Arlington’s acting athletic director Robert DiLoreto told the School Committee Thursday that a comment made by a parent in November was his first clue that ineligible students were allowed to play sports at Arlington High School last year.
Appearing at the committee’s meeting to discuss an unprecedented number of athletic game forfeitures for the 2011-2012 school year that were announced last week, DiLoreto said the problem first came to his attention in mid November when first-term grades came out.
DiLoreto said he discovered several students had not made the grades to continue participating in fall sports, and he notified their parents.
“One parent responded to me and mentioned that her child had poor grades last year, but was permitted to play sports,” DiLoreto said.
DiLoreto said he checked the student’s records and realized the parent was correct. He relayed the information to Arlington High School Principal Mary Villano and was instructed the next day by Superintendent of Schools Kathleen Bodie to check the eligibility of all students on sport teams for the last school year.

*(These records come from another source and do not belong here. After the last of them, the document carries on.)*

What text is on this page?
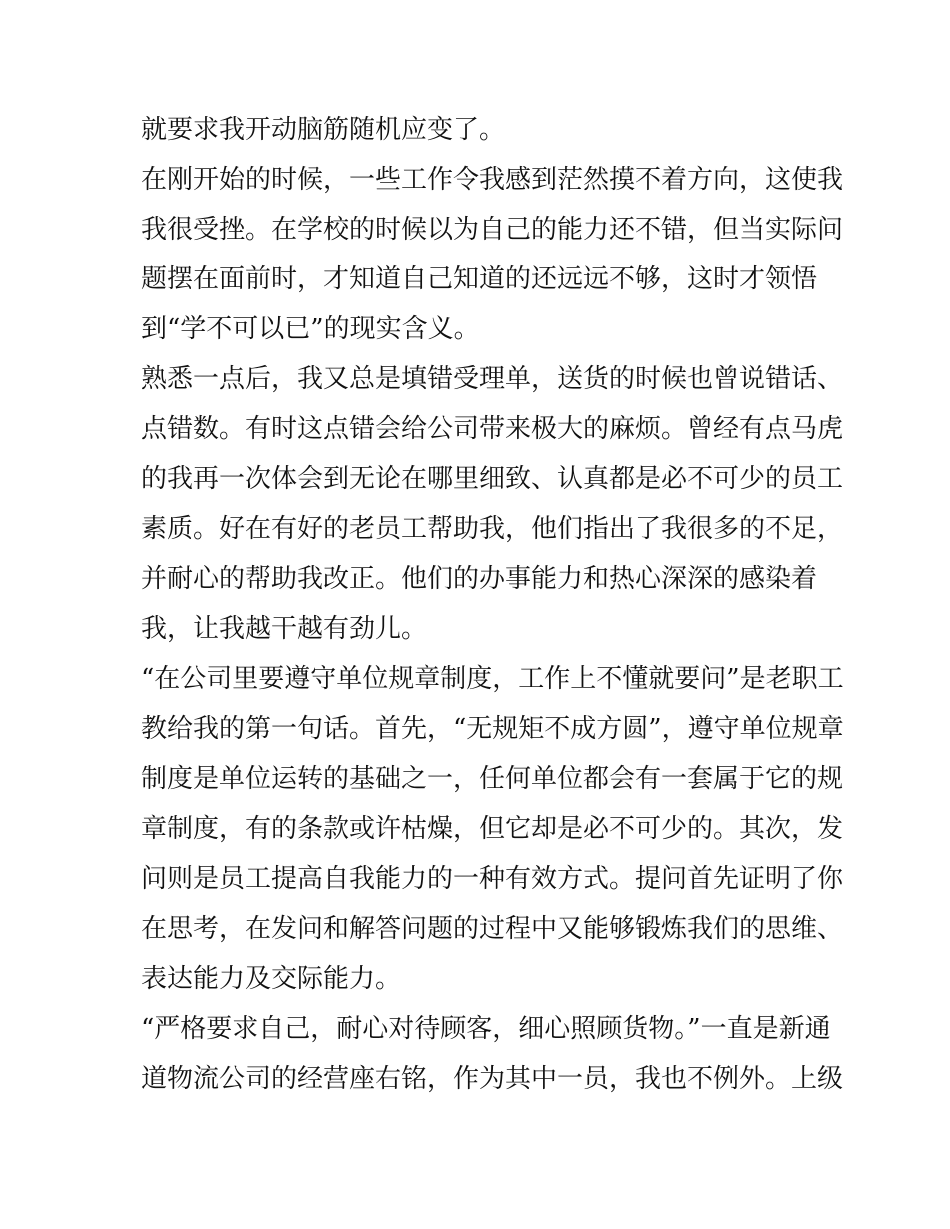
就要求我开动脑筋随机应变了。

在刚开始的时候，一些工作令我感到茫然摸不着方向，这使我

我很受挫。在学校的时候以为自己的能力还不错，但当实际问

题摆在面前时，才知道自己知道的还远远不够，这时才领悟

到“学不可以已”的现实含义。

熟悉一点后，我又总是填错受理单，送货的时候也曾说错话、

点错数。有时这点错会给公司带来极大的麻烦。曾经有点马虎

的我再一次体会到无论在哪里细致、认真都是必不可少的员工

素质。好在有好的老员工帮助我，他们指出了我很多的不足，

并耐心的帮助我改正。他们的办事能力和热心深深的感染着

我，让我越干越有劲儿。

“在公司里要遵守单位规章制度，工作上不懂就要问”是老职工

教给我的第一句话。首先，“无规矩不成方圆”，遵守单位规章

制度是单位运转的基础之一，任何单位都会有一套属于它的规

章制度，有的条款或许枯燥，但它却是必不可少的。其次，发

问则是员工提高自我能力的一种有效方式。提问首先证明了你

在思考，在发问和解答问题的过程中又能够锻炼我们的思维、

表达能力及交际能力。

“严格要求自己，耐心对待顾客，细心照顾货物。”一直是新通

道物流公司的经营座右铭，作为其中一员，我也不例外。上级
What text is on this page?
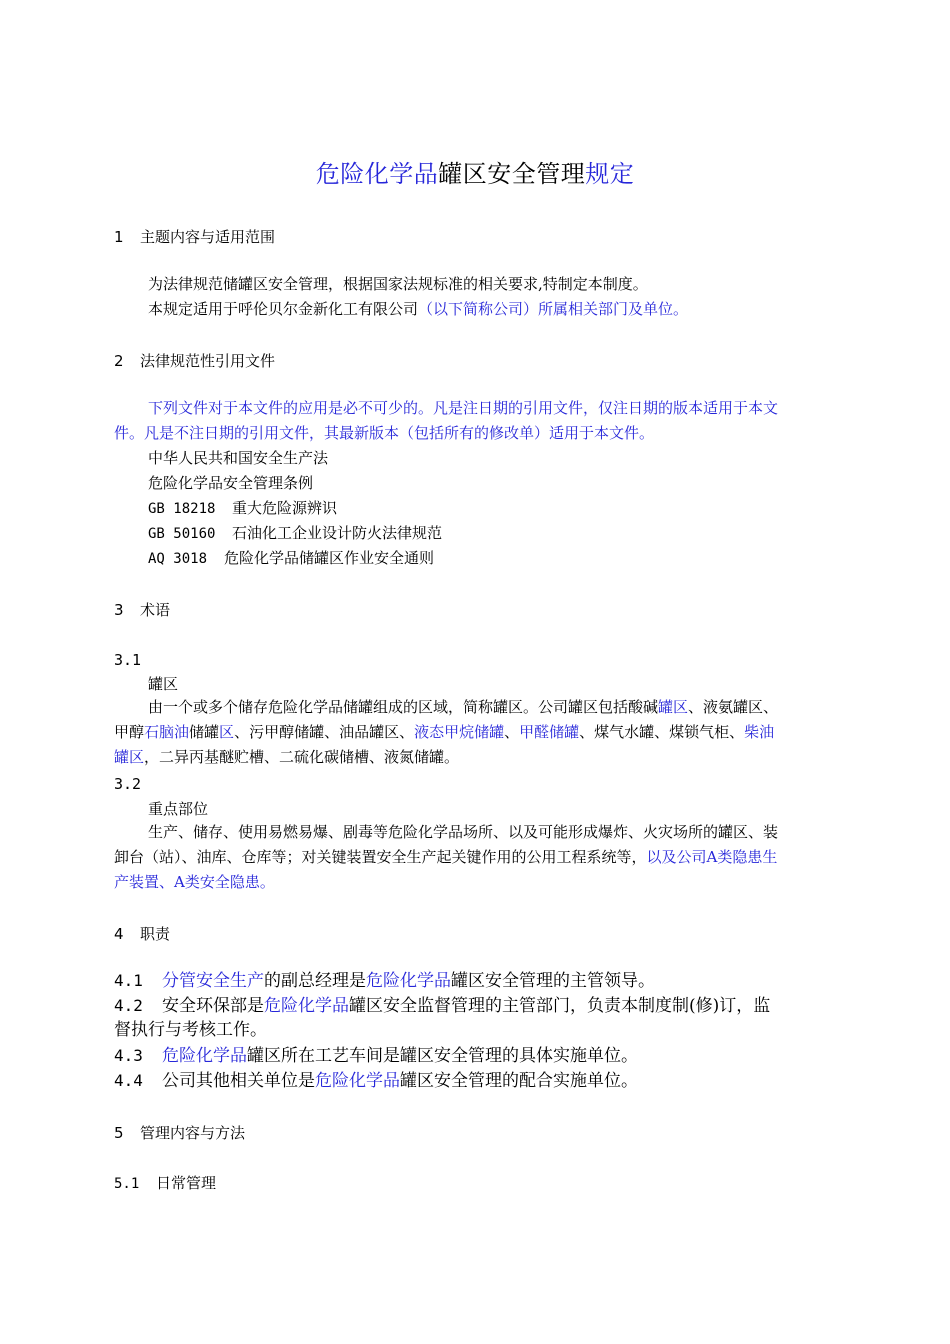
危险化学品罐区安全管理规定
1 主题内容与适用范围
为法律规范储罐区安全管理，根据国家法规标准的相关要求,特制定本制度。
本规定适用于呼伦贝尔金新化工有限公司（以下简称公司）所属相关部门及单位。
2 法律规范性引用文件
下列文件对于本文件的应用是必不可少的。凡是注日期的引用文件，仅注日期的版本适用于本文
件。凡是不注日期的引用文件，其最新版本（包括所有的修改单）适用于本文件。
中华人民共和国安全生产法
危险化学品安全管理条例
GB 18218 重大危险源辨识
GB 50160 石油化工企业设计防火法律规范
AQ 3018 危险化学品储罐区作业安全通则
3 术语
3.1
罐区
由一个或多个储存危险化学品储罐组成的区域，简称罐区。公司罐区包括酸碱罐区、液氨罐区、
甲醇石脑油储罐区、污甲醇储罐、油品罐区、液态甲烷储罐、甲醛储罐、煤气水罐、煤锁气柜、柴油
罐区，二异丙基醚贮槽、二硫化碳储槽、液氮储罐。
3.2
重点部位
生产、储存、使用易燃易爆、剧毒等危险化学品场所、以及可能形成爆炸、火灾场所的罐区、装
卸台（站）、油库、仓库等；对关键装置安全生产起关键作用的公用工程系统等，以及公司A类隐患生
产装置、A类安全隐患。
4 职责
4.1 分管安全生产的副总经理是危险化学品罐区安全管理的主管领导。
4.2 安全环保部是危险化学品罐区安全监督管理的主管部门，负责本制度制(修)订，监
督执行与考核工作。
4.3 危险化学品罐区所在工艺车间是罐区安全管理的具体实施单位。
4.4 公司其他相关单位是危险化学品罐区安全管理的配合实施单位。
5 管理内容与方法
5.1 日常管理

What DiLoreto found led to the school district’s announcement last week that ineligible players participated on 12 different teams during the 2011-2012 school year. As a result eight teams had to forfeit games. Four teams, including the fall 2011 varsity and junior varsity boys soccer teams, the spring 2012 boys varsity tennis team, and the spring girls junior varsity softball team, had to forfeit all of their wins for their season.
The Massachusetts Interscholastic Athletic Association said the number of forfeitures was unprecedented, and praised DiLoreto’s efforts to address them.
The forfeitures were announced after the school district’s athletic director Ted Dever had already been placed on paid administrative leave in August for an ongoing criminal investigation, the details of which have not been made public. Last week Dever, through his attorney Rick Grundy, criticized the school district’s intention to dismiss him for performance-related reasons, unrelated to the criminal investigation, that the athletic director claims are unfounded.
Grundy also said school administrators never raised the eligibility issues with Dever at hearing on Dec. 4 to discuss Bodie’s intention to fire the athletic director.
Arlington resident Frank Callahan raised concerns with the School Committee Thursday about the forfeitures only being announced after Dever began fighting to get back on the job.
But School Committee Chairwoman Kirsi Allison-Ampe said officials were not allowed to discuss personnel issues at the meeting and asked Callahan to stop talking about Dever. When he continued, she struck her gavel and asked someone to take the microphone away from Callahan.
Several Arlington High School graduates from the class of 2008 also attended the meeting to speak on Dever’s behalf, but were asked not to discuss the athletic director.
When School Committee member Judson Pierce asked if there was any evidence that student eligibility to participate in sports was being checked last year, Allison-Ampe also halted that line of questioning.
School Committee members instead focused on what administrators are doing to ensure that going forward there will not be an issue with ineligible athletes playing sports.
DiLoreto said school officials are exploring whether producing a list of students who have received a failing grade in a course that can be sent to all teachers, guidance counselors and coaches that will help keep checks on student eligibility to play sports.
Bodie said that school officials will have a checks and balances protocol in place by the end of the second term for checking student eligibility. The term is wrapping up in the couple of weeks, and Bodie said athletic eligibility has already been checked for the first term of the current school year.